Ross Coulthart says, 'My Life Has Been Threatened For Not Revealing All I Know.'
The NewsNation reporter with a UAP focus, Ross Coulthart, said he has received threats and seen his identity hacked due to his reporting on UAP issues. The heat didn't come from gatekeepers who may be wanting to silence him. They came from UFO believers, who expect him to "vomit everything I know out there for their entertainment".
One particular issue raising ire from critics was the story of a giant UFO that was "too big to move." Because it could not be moved, a classified service sector was reportedly built over it. This story was immediately pounced on by skeptics, who charged him with concocting a yarn. But the threats came from the opposite side--believers. They demanded he tell exactly where the giant object could be found.

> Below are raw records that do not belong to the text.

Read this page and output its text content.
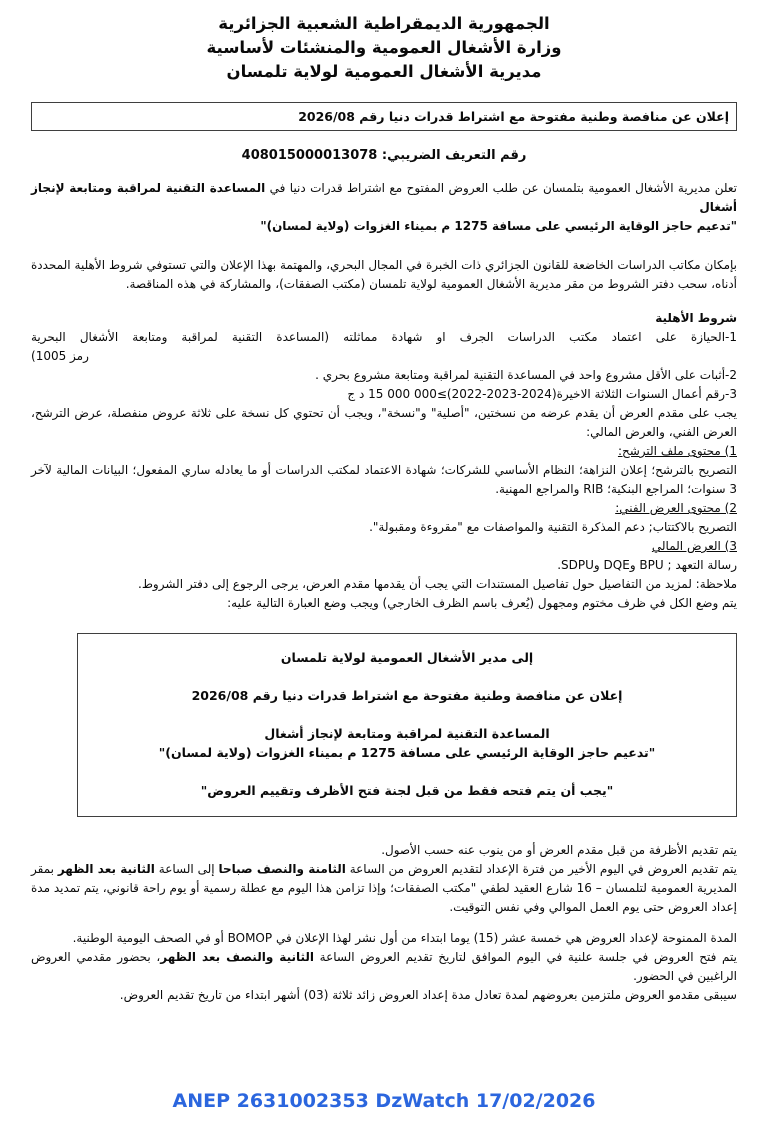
الجمهورية الديمقراطية الشعبية الجزائرية
وزارة الأشغال العمومية والمنشئات لأساسية
مديرية الأشغال العمومية لولاية تلمسان
إعلان عن منافصة وطنية مفتوحة مع اشتراط قدرات دنيا رقم 2026/08
رقم التعريف الضريبي: 408015000013078
تعلن مديرية الأشغال العمومية بتلمسان عن طلب العروض المفتوح مع اشتراط قدرات دنيا في المساعدة التقنية لمراقبة ومتابعة لإنجاز أشغال
"تدعيم حاجز الوقاية الرئيسي على مسافة 1275 م بميناء الغزوات (ولاية لمسان)"
بإمكان مكاتب الدراسات الخاضعة للقانون الجزائري ذات الخبرة في المجال البحري، والمهتمة بهذا الإعلان والتي تستوفي شروط الأهلية المحددة أدناه، سحب دفتر الشروط من مقر مديرية الأشغال العمومية لولاية تلمسان (مكتب الصفقات)، والمشاركة في هذه المناقصة.
شروط الأهلية
1-الحيازة على اعتماد مكتب الدراسات الجرف او شهادة مماثلته (المساعدة التقنية لمراقبة ومتابعة الأشغال البحرية
رمز 1005)
2-أثبات على الأقل مشروع واحد في المساعدة التقنية لمراقبة ومتابعة مشروع بحري .
3-رقم أعمال السنوات الثلاثة الاخيرة(2024-2023-2022)≥15 000 000 د ج
يجب على مقدم العرض أن يقدم عرضه من نسختين، "أصلية" و"نسخة"، ويجب أن تحتوي كل نسخة على ثلاثة عروض منفصلة، عرض الترشح، العرض الفني، والعرض المالي:
1) محتوى ملف الترشح:
التصريح بالترشح؛ إعلان النزاهة؛ النظام الأساسي للشركات؛ شهادة الاعتماد لمكتب الدراسات أو ما يعادله ساري المفعول؛ البيانات المالية لآخر 3 سنوات؛ المراجع البنكية؛ RIB والمراجع المهنية.
2) محتوى العرض الفني:
التصريح بالاكتتاب; دعم المذكرة التقنية والمواصفات مع "مقروءة ومقبولة".
3) العرض المالي
رسالة التعهد ; BPU وDQE وSDPU.
ملاحظة: لمزيد من التفاصيل حول تفاصيل المستندات التي يجب أن يقدمها مقدم العرض، يرجى الرجوع إلى دفتر الشروط.
يتم وضع الكل في ظرف مختوم ومجهول (يُعرف باسم الظرف الخارجي) ويجب وضع العبارة التالية عليه:
إلى مدير الأشغال العمومية لولاية تلمسان
إعلان عن منافصة وطنية مفتوحة مع اشتراط قدرات دنيا رقم 2026/08
المساعدة التقنية لمراقبة ومتابعة لإنجاز أشغال
"تدعيم حاجز الوقاية الرئيسي على مسافة 1275 م بميناء الغزوات (ولاية لمسان)"
"يجب أن يتم فتحه فقط من قبل لجنة فتح الأظرف وتقييم العروض"
يتم تقديم الأظرفة من قبل مقدم العرض أو من ينوب عنه حسب الأصول.
يتم تقديم العروض في اليوم الأخير من فترة الإعداد لتقديم العروض من الساعة الثامنة والنصف صباحا إلى الساعة الثانية بعد الظهر بمقر المديرية العمومية لتلمسان – 16 شارع العقيد لطفي "مكتب الصفقات؛ وإذا تزامن هذا اليوم مع عطلة رسمية أو يوم راحة قانوني، يتم تمديد مدة إعداد العروض حتى يوم العمل الموالي وفي نفس التوقيت.
المدة الممنوحة لإعداد العروض هي خمسة عشر (15) يوما ابتداء من أول نشر لهذا الإعلان في BOMOP أو في الصحف اليومية الوطنية.
يتم فتح العروض في جلسة علنية في اليوم الموافق لتاريخ تقديم العروض الساعة الثانية والنصف بعد الظهر، بحضور مقدمي العروض الراغبين في الحضور.
سيبقى مقدمو العروض ملتزمين بعروضهم لمدة تعادل مدة إعداد العروض زائد ثلاثة (03) أشهر ابتداء من تاريخ تقديم العروض.
ANEP 2631002353 DzWatch 17/02/2026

Coulthart mentioned the threats on That UFO Podcast ("The Age of the Whistleblower") while making a number of other points:
- "I love the conspiracy theorists who think that there's some kind of Dark State attempt to try and control the narrative by using journalists such as myself."

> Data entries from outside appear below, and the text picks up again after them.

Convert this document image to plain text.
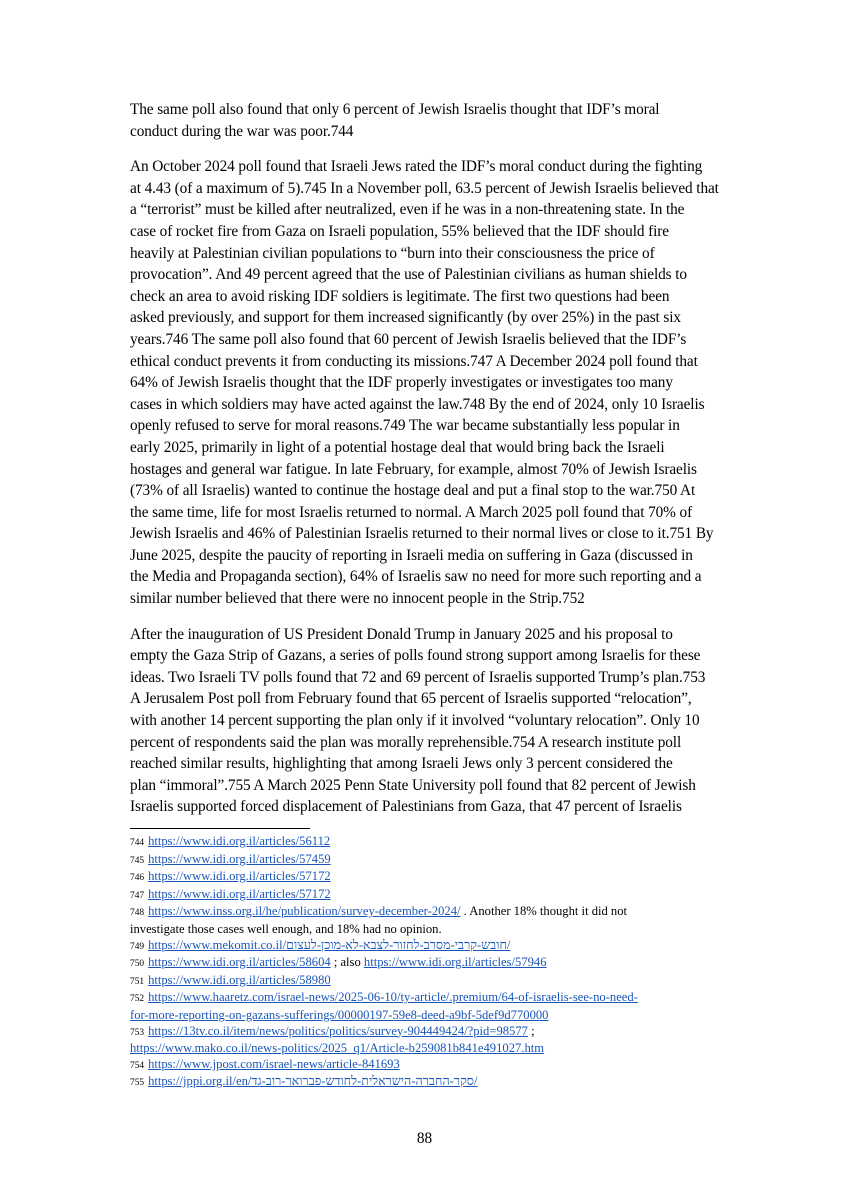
The same poll also found that only 6 percent of Jewish Israelis thought that IDF’s moral
conduct during the war was poor.744

An October 2024 poll found that Israeli Jews rated the IDF’s moral conduct during the fighting
at 4.43 (of a maximum of 5).745 In a November poll, 63.5 percent of Jewish Israelis believed that
a “terrorist” must be killed after neutralized, even if he was in a non-threatening state. In the
case of rocket fire from Gaza on Israeli population, 55% believed that the IDF should fire
heavily at Palestinian civilian populations to “burn into their consciousness the price of
provocation”. And 49 percent agreed that the use of Palestinian civilians as human shields to
check an area to avoid risking IDF soldiers is legitimate. The first two questions had been
asked previously, and support for them increased significantly (by over 25%) in the past six
years.746 The same poll also found that 60 percent of Jewish Israelis believed that the IDF’s
ethical conduct prevents it from conducting its missions.747 A December 2024 poll found that
64% of Jewish Israelis thought that the IDF properly investigates or investigates too many
cases in which soldiers may have acted against the law.748 By the end of 2024, only 10 Israelis
openly refused to serve for moral reasons.749 The war became substantially less popular in
early 2025, primarily in light of a potential hostage deal that would bring back the Israeli
hostages and general war fatigue. In late February, for example, almost 70% of Jewish Israelis
(73% of all Israelis) wanted to continue the hostage deal and put a final stop to the war.750 At
the same time, life for most Israelis returned to normal. A March 2025 poll found that 70% of
Jewish Israelis and 46% of Palestinian Israelis returned to their normal lives or close to it.751 By
June 2025, despite the paucity of reporting in Israeli media on suffering in Gaza (discussed in
the Media and Propaganda section), 64% of Israelis saw no need for more such reporting and a
similar number believed that there were no innocent people in the Strip.752

After the inauguration of US President Donald Trump in January 2025 and his proposal to
empty the Gaza Strip of Gazans, a series of polls found strong support among Israelis for these
ideas. Two Israeli TV polls found that 72 and 69 percent of Israelis supported Trump’s plan.753
A Jerusalem Post poll from February found that 65 percent of Israelis supported “relocation”,
with another 14 percent supporting the plan only if it involved “voluntary relocation”. Only 10
percent of respondents said the plan was morally reprehensible.754 A research institute poll
reached similar results, highlighting that among Israeli Jews only 3 percent considered the
plan “immoral”.755 A March 2025 Penn State University poll found that 82 percent of Jewish
Israelis supported forced displacement of Palestinians from Gaza, that 47 percent of Israelis

744 https://www.idi.org.il/articles/56112
745 https://www.idi.org.il/articles/57459
746 https://www.idi.org.il/articles/57172
747 https://www.idi.org.il/articles/57172
748 https://www.inss.org.il/he/publication/survey-december-2024/ . Another 18% thought it did not
investigate those cases well enough, and 18% had no opinion.
749 https://www.mekomit.co.il/חובש-קרבי-מסרב-לחזור-לצבא-לא-מוכן-לעצום/
750 https://www.idi.org.il/articles/58604 ; also https://www.idi.org.il/articles/57946
751 https://www.idi.org.il/articles/58980
752 https://www.haaretz.com/israel-news/2025-06-10/ty-article/.premium/64-of-israelis-see-no-need-
for-more-reporting-on-gazans-sufferings/00000197-59e8-deed-a9bf-5def9d770000
753 https://13tv.co.il/item/news/politics/politics/survey-904449424/?pid=98577 ;
https://www.mako.co.il/news-politics/2025_q1/Article-b259081b841e491027.htm
754 https://www.jpost.com/israel-news/article-841693
755 https://jppi.org.il/en/סקר-החברה-הישראלית-לחודש-פברואר-רוב-גד/
88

- "There is no organized government rollout" of UAP information.
- One hacker compromised his identity by signing him up to "hundreds and hundreds of sex sites ... the most vile, awful, violent pornography," a feat he hopes was the doing of a frustrated teenager working from his mom's basement, and not an intelligence service.

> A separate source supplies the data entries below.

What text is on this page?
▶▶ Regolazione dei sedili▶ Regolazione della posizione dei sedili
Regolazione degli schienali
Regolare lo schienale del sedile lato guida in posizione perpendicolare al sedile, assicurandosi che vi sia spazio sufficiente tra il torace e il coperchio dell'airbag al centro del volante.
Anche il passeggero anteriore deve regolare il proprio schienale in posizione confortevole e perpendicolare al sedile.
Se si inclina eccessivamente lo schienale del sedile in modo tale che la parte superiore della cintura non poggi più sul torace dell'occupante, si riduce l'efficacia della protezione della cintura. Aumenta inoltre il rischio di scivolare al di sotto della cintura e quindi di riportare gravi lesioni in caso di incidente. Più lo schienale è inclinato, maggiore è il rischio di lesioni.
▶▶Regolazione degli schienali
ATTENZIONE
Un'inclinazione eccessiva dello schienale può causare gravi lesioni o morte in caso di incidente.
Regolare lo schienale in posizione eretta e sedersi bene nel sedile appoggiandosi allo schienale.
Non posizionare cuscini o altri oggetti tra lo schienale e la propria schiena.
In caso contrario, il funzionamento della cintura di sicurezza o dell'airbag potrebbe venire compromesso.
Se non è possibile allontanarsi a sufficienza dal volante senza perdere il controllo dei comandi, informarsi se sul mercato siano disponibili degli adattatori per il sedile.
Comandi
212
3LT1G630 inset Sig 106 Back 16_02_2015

"I've had death threats," he repeated. "I've had people say to me, 'I'm gonna kill you because you're not revealing all about the giant UFO.' I've said quite clearly that there are very good national security reasons why I cannot reveal the location of that object*. ...The public doesn't have a right to know about everything."
He added, "And I never will. Ultimately, it's up to the U.S. to decide what it does."
\Note: the UFO is* conjectured by some to reside in a joint U.S.-Australian intel site, the premier satellite communications and signals intelligence surveillance base, Pine Gap.